The left part here is to configure the Security Filtering. You can refer to the article below for the configuration:

Back to the Loopback: Troubleshooting Group Policy loopback processing, Part 2:

http://blogs.technet.com/b/askds/archive/2013/05/21/back-to-the-loopback-troubleshooting-group-policy-loopback-processing-part-2.aspx

Conversion of screen captures to videos

FFMPEG

Once downloaded (In our case, we have extracted the tool to be under c:\FFMPEG folder on the File Server), you need to apply and schedule the script below to run periodically on the File Server. You will have to specify the values of the following variables:

• $capturefrequency: You need to specify the same frequency you have set in the previous script
• $foldernotupdate: A folder containing PNG files will be considered as containing all the required data if the current time exceeded the number of minutes you specify for this variable since the last update. The script can then proceed by creating the video using PNG files in this folder
• $path: You need to specify the local path for the Images folder 

Remark: If you have extracted the tool to be under a different folder then you need to update ffmpeg.exe path in the script.

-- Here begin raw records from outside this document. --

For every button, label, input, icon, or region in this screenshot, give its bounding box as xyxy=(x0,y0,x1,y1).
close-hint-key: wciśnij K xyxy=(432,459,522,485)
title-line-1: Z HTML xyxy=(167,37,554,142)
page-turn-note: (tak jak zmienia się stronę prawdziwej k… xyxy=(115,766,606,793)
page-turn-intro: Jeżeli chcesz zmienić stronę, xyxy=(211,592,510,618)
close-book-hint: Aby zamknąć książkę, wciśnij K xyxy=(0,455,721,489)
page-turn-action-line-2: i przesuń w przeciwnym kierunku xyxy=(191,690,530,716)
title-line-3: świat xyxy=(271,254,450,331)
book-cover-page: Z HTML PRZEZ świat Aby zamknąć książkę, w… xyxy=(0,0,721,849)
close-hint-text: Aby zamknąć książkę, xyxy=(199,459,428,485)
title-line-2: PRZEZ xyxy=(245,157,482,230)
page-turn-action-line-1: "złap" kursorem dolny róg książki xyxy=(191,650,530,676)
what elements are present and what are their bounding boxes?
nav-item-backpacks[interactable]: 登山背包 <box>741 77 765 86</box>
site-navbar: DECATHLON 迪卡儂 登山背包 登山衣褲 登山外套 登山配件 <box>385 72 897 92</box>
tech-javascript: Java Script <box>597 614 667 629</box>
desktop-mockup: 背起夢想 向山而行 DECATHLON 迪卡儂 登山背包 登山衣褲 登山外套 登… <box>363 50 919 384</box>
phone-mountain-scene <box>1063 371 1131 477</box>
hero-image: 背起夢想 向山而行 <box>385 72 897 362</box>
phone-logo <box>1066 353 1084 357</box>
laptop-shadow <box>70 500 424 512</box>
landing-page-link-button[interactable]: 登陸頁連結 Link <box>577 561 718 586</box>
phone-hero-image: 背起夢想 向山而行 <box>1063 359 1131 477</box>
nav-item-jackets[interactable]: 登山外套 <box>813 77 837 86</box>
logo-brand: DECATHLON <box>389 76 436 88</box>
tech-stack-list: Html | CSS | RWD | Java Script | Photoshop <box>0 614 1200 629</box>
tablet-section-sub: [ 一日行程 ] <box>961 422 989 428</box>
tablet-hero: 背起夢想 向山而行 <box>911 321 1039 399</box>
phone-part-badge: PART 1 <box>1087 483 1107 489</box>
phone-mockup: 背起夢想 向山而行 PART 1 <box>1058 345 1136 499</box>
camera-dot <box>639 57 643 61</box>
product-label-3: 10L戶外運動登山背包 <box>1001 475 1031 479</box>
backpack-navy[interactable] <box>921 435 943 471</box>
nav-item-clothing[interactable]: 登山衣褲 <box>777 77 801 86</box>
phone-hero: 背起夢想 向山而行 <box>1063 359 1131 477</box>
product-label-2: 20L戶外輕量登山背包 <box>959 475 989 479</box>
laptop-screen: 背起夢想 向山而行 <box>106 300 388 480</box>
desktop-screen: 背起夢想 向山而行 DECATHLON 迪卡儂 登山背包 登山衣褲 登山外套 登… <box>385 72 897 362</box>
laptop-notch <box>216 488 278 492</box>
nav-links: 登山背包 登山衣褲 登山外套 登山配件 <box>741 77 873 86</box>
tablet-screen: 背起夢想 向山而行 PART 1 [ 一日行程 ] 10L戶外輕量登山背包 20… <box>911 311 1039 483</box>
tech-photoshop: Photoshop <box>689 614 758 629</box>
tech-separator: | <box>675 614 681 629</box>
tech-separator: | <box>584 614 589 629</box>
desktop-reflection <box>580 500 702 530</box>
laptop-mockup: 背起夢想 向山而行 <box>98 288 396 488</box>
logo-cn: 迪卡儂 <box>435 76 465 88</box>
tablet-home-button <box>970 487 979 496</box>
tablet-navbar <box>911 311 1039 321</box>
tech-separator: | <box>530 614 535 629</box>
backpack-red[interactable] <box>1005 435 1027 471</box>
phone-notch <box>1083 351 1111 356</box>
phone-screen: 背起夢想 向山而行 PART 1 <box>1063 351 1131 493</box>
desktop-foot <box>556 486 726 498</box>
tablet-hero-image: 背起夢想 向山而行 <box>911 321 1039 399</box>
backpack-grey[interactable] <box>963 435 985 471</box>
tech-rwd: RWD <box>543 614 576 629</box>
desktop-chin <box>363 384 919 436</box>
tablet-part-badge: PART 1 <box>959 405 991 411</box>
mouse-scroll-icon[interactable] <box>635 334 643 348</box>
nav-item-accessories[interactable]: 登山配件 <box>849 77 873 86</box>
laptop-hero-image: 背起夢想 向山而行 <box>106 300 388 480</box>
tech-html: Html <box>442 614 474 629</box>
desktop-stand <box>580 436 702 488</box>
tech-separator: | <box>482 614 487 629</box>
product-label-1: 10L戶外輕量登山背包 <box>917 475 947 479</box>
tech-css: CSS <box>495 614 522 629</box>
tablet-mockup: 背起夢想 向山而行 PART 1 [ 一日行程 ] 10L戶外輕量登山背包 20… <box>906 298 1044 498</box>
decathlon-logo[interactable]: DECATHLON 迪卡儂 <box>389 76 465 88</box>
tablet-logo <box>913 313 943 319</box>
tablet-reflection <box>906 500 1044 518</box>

The script works as described below:

• It will check the folders containing PNG files that were not updated recently (using the parameter described previously)
• It will copy the missing file structures from D:\Images to D:\Videos
• It will convert PNG files to a Video
• It will remove the PNG files after the conversion

Implementation of video archiving

Orchestrator can be used to implement video archiving and a single Runbook would be enough.

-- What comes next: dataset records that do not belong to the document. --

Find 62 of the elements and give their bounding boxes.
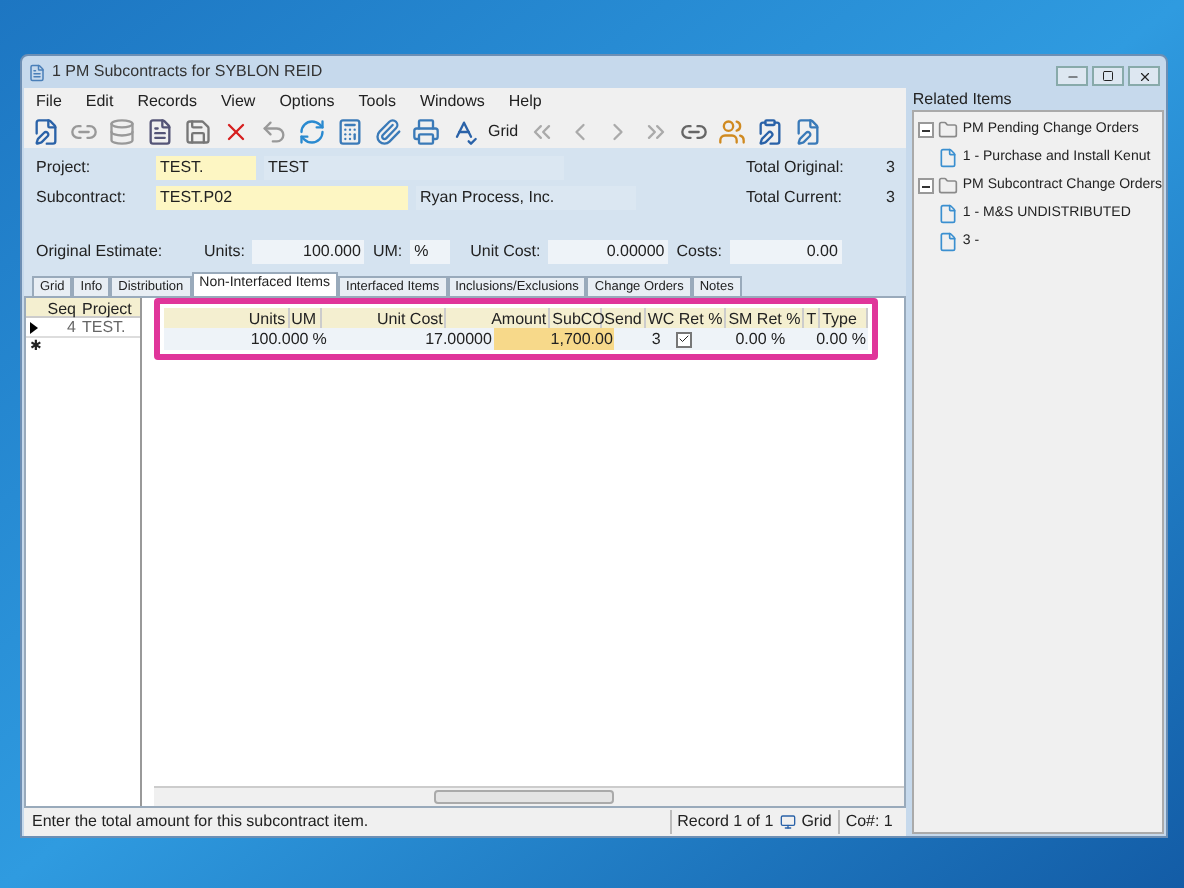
field-label: Total Original:: [745, 156, 846, 180]
company-number: Co#: 1: [843, 810, 895, 834]
panel-title: Related Items: [912, 88, 1014, 110]
column-header: Project: [80, 298, 132, 316]
menu-item[interactable]: Options: [279, 89, 335, 113]
um-field: %: [410, 240, 451, 264]
expander-icon[interactable]: [918, 178, 935, 194]
field-label: Project:: [36, 156, 93, 180]
close-icon: [1137, 69, 1151, 83]
table-cell-text: 4: [67, 317, 78, 339]
table-cell-text: 17.00000: [423, 327, 494, 351]
field-label: Total Current:: [745, 186, 844, 210]
folder-icon: [938, 120, 959, 140]
window-title: 1 PM Subcontracts for SYBLON REID: [52, 60, 325, 84]
vendor-field: Ryan Process, Inc.: [416, 186, 636, 210]
table-cell-text: TEST.: [80, 317, 126, 339]
table-cell-text: 0.00 %: [814, 328, 868, 351]
field-label: Subcontract:: [36, 186, 128, 210]
costs-field: 0.00: [729, 240, 842, 264]
document-icon: [938, 148, 959, 168]
menu-item[interactable]: View: [220, 89, 256, 113]
field-label: Unit Cost:: [470, 240, 541, 264]
project-name-field: TEST: [264, 156, 564, 180]
document-icon: [938, 204, 959, 224]
record-count: Record 1 of 1: [669, 810, 780, 834]
menu-item[interactable]: File: [36, 89, 62, 113]
app-icon: [28, 63, 46, 81]
table-cell[interactable]: 1,700.00: [493, 328, 615, 350]
table-cell-text: 100.000: [248, 327, 311, 351]
unit-cost-field: 0.00000: [548, 240, 669, 264]
maximize-button[interactable]: [1092, 66, 1124, 86]
checkbox[interactable]: [676, 331, 693, 347]
total-value: 3: [885, 186, 895, 210]
column-header: Seq: [45, 298, 78, 316]
monitor-icon: [779, 814, 796, 830]
document-icon: [938, 232, 959, 252]
field-label: Original Estimate:: [36, 240, 165, 264]
horizontal-scrollbar[interactable]: [434, 790, 614, 804]
menu-item[interactable]: Windows: [419, 89, 485, 113]
table-cell-text: 3: [649, 327, 663, 351]
expander-icon[interactable]: [918, 122, 935, 138]
menu-item[interactable]: Edit: [85, 89, 114, 113]
table-cell-text: 0.00 %: [733, 327, 788, 351]
field-label: Units:: [204, 240, 245, 264]
table-cell-text: %: [310, 327, 329, 351]
menu-item[interactable]: Help: [508, 89, 542, 113]
paperclip-icon[interactable]: [370, 113, 406, 149]
field-label: UM:: [372, 240, 403, 264]
printer-icon[interactable]: [408, 113, 444, 149]
view-mode: Grid: [795, 810, 840, 834]
field-label: Costs:: [676, 240, 722, 264]
grid-view-button[interactable]: Grid: [484, 119, 523, 143]
maximize-icon: [1102, 70, 1114, 82]
units-field: 100.000: [252, 240, 365, 264]
folder-icon: [938, 176, 959, 196]
menu-item[interactable]: Tools: [358, 89, 396, 113]
close-button[interactable]: [1128, 66, 1160, 86]
subcontract-code-field[interactable]: TEST.P02: [156, 186, 408, 210]
project-code-field[interactable]: TEST.: [156, 156, 256, 180]
total-value: 3: [885, 156, 895, 180]
menu-item[interactable]: Records: [137, 89, 197, 113]
status-message: Enter the total amount for this subcontract item.: [32, 810, 371, 834]
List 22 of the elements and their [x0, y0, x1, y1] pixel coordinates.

You will need to use four (4) activities:

• Monitor Date/Time: It will allow you to specify the time of when the Runbook need to start running

• Check Schedule: It allow you to specify the slot of days and hours when the Runbook can start running (By combining the settings in the activity and the ones from the previous activity, you will be able to precisely set the dates and times when your runbook can start running)

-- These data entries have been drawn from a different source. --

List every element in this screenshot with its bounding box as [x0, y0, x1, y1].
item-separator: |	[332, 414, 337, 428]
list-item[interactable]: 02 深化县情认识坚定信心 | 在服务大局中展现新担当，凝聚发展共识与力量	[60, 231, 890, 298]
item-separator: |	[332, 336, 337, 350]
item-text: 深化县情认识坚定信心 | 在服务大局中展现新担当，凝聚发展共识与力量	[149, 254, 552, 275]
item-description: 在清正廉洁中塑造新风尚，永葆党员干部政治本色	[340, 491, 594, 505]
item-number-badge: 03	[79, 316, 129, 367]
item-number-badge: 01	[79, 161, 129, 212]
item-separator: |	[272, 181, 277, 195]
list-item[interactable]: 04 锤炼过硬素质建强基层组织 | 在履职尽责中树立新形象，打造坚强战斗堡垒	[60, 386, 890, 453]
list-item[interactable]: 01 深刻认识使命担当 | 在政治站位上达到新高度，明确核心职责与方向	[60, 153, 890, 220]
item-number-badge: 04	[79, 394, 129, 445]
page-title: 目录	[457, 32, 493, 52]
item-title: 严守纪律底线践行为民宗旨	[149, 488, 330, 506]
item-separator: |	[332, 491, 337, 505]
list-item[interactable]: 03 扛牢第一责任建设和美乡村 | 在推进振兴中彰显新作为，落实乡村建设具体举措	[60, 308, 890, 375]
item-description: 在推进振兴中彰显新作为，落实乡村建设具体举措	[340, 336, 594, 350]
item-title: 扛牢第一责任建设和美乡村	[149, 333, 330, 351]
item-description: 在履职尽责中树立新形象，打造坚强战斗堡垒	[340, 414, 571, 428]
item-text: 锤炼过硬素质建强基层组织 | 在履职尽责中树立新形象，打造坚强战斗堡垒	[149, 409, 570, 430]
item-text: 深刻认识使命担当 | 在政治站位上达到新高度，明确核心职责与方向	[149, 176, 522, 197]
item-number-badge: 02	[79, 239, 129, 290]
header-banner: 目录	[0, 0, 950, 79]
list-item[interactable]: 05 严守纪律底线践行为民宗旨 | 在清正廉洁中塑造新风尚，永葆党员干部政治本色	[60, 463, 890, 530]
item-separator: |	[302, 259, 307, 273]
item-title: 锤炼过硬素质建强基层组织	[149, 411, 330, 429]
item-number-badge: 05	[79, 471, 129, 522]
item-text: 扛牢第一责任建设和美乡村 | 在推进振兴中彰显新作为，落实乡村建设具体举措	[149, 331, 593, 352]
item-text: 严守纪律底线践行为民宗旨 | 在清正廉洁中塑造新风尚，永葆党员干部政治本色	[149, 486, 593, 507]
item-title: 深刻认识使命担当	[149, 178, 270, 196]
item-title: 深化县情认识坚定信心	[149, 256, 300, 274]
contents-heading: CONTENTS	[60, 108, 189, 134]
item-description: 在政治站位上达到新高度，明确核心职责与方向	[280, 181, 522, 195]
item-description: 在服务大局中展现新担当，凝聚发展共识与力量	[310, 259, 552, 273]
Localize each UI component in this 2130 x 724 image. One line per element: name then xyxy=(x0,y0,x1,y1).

• Compress File: It allows specifying the folder to compress and the destination file. You need to make sure that Create a unique named archive is used and that the compression level is set to High

• Delete Folder: It allows removing Videos folder content after creating the compressed file

Below is a screen capture of all the activities included in the Runbook:

Implementation of archive automatic retention

To implement an automatic retention for archives using Orchestrator, you will need to use three (3) activities:

• Monitor Date/Time: It will allow you to specify the time of when the Runbook need to start running

• Check Schedule: It allow you to specify the slot of days and hours when the Runbook can start running (By combining the settings in the activity and the ones from the previous activity, you will be able to precise the dates and times of when your runbook can start running)

• Delete File: It will allow removing all the archive files that are aging more than the period you will specify.

Below is a screen capture of all the activities included in the Runbook:

Example of recorded Video

Conclusion

This article shared a way to implement User Activity Recording by combining the use of Group Policy, Powershell, Orchestrator and a freeware. It allows companies to implement an advanced tracking of changes done by local or RDP sessions on critical servers. The created videos have few Megabytes of size but IT administrators should properly estimate the required size for the storage before implementing the solution.